Minimal coupling is a prescription to couple the dynamics of one field to another. Usually it refers to how a matter-field (say, electrons) is coupled to electromagnetism.

The minimal coupling of the vector field with a free particle is essentially the substitution

$$ \frac{dx^\mu}{dt} \mapsto \frac{dx^\mu}{dt} – iq\,A^\mu$$

leading to a factor

$$\int dt \,\frac{dx}{dt}.A = \int dx.A$$ and a purely vectorial $\int A^2$ not affecting the phase (a constant). The minimal coupling of the Klein-Gordon dynamics with the vector potential is

$$\partial\phi \mapsto \partial\phi- iq\,A\phi.$$

This simple rule has deep roots in differential geometry (covariant derivatives and vector bundles). It might appear a bit ad-hoc but there is a large body of refined maths underneath it. It’s also where you can venture into non-commutative geometry and exotic variations of Riemannian geometry.

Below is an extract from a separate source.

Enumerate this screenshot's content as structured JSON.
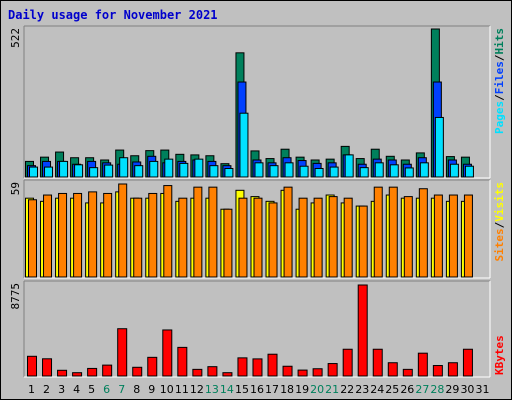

Wilson loops and curvature

From the discussion above it should be clear that the integral $$\int A.dx$$

is rather important. It plays in fact a crucial role in the bridge between knots and QFT as we’ll see later. For now, let’s look at the parallel transport of the fibers (of a vector bundle). If $A$ is the connection of a vector bundle the parallel transport of a vector $V$ is

$$(1 + A.dx)\,V$$

and if you continue transporting it you get

$$(1 + A_1.dx)(1 + A_2.dx)\ldots$$

where the product has to be performed in such a way that the ordering of the $A’s$ corresponds to the ordering of the points of the path taken. Often this is called the path ordering of the product and it corresponds to

$$\mathcal{P}\exp \int A.dx$$

with $\mathcal{P}$ the path ordering. So, if one transports a vector around a loop you get
$$\mathcal{P}\exp \oint A.dx$$

which is known as a Wilson loop. Note the similarity with the Aharonov-Bohm factor.

One of the very cool things you can do with this is looking at infinitesimal loops and one can show that the result is directly related to the curvature of $A$. We will demonstrate this in our discussion related to polynomials from quantum loops. With some conceptual courage you can generalize the whole mechanics and this leads to the loop representation and generalize loop groups which are the basis of loop quantum gravity.